Patirono tanta fame e tanti stenti sempre sotto un rigido comando, cosi era la guerra... Era il 1918, il 4 novembre, quando i primi italiani entrarono in Primiero la gente era molto stanca di una guerra che durò quattro anni, ma le famiglie più provate furono quelle di coloro che non tornarono più... Come non bastasse, il 1918 portò anche una brutta pestilenza: la febbre della “Spagnola” era molto contagiosa, la portarono molti soldati tornati dalla guerra, ma qui in paese era cominciata anche prima. Un Kaiserjäger che tornava dalla guerra, quando fu tra Mezzano e Imer, sentì suonare un’agonia a Mezzano, questo soldato era il “Tita dei Moneghi”, quando arrivò a casa trovò la moglie morta mentre le stavano suonando l’agonia. Aveva due figli. La gente qui nella valle è sempre stata in mezzo ai fronti, ha dovuto patire, due volte hanno ricevuto l’ordine di partire, sfollare i paesi... ha sofferto molto...

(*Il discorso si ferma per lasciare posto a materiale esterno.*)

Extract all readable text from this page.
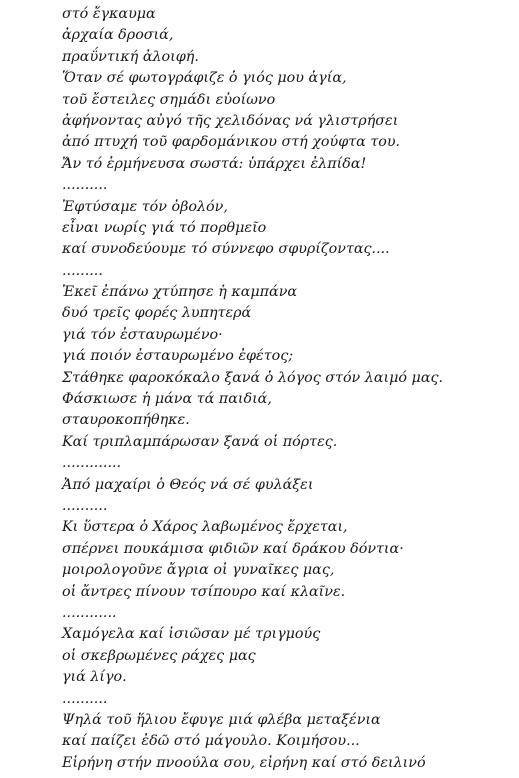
στό ἔγκαυμα
ἀρχαία δροσιά,
πραΰντική ἀλοιφή.
Ὅταν σέ φωτογράφιζε ὁ γιός μου ἁγία,
τοῦ ἔστειλες σημάδι εὐοίωνο
ἀφήνοντας αὐγό τῆς χελιδόνας νά γλιστρήσει
ἀπό πτυχή τοῦ φαρδομάνικου στή χούφτα του.
Ἄν τό ἑρμήνευσα σωστά: ὑπάρχει ἐλπίδα!
..........
Ἐφτύσαμε τόν ὀβολόν,
εἶναι νωρίς γιά τό πορθμεῖο
καί συνοδεύουμε τό σύννεφο σφυρίζοντας....
.........
Ἐκεῖ ἐπάνω χτύπησε ἡ καμπάνα
δυό τρεῖς φορές λυπητερά
γιά τόν ἐσταυρωμένο·
γιά ποιόν ἐσταυρωμένο ἐφέτος;
Στάθηκε φαροκόκαλο ξανά ὁ λόγος στόν λαιμό μας.
Φάσκιωσε ἡ μάνα τά παιδιά,
σταυροκοπήθηκε.
Καί τριπλαμπάρωσαν ξανά οἱ πόρτες.
.............
Ἀπό μαχαίρι ὁ Θεός νά σέ φυλάξει
..........
Κι ὕστερα ὁ Χάρος λαβωμένος ἔρχεται,
σπέρνει πουκάμισα φιδιῶν καί δράκου δόντια·
μοιρολογοῦνε ἄγρια οἱ γυναῖκες μας,
οἱ ἄντρες πίνουν τσίπουρο καί κλαῖνε.
............
Χαμόγελα καί ἰσιῶσαν μέ τριγμούς
οἱ σκεβρωμένες ράχες μας
γιά λίγο.
..........
Ψηλά τοῦ ἥλιου ἔφυγε μιά φλέβα μεταξένια
καί παίζει ἐδῶ στό μάγουλο. Κοιμήσου...
Εἰρήνη στήν πνοούλα σου, εἰρήνη καί στό δειλινό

Partire non partire, ordini e contrordini, qui in paese sono morti anche bambini maneggiando delle bombe che i militari lasciarono disperse in giro per le strade. Tre erano fratelli “Carloi” e proprio sotto la loro casa si erano messi a giocare con una bomba che la avevano trovato per terra, questa gli scoppio fra le mani e rimasero tutti e tre sfracellati. Altri tre erano fuori ai Roai, pure loro giocavano con delle bombe che avevano trovato lungo il rivo e anche qui una scoppiò e perirono tutti e tre. Con le munizioni abbandonate dappertutto furono più di uno anche i feriti...».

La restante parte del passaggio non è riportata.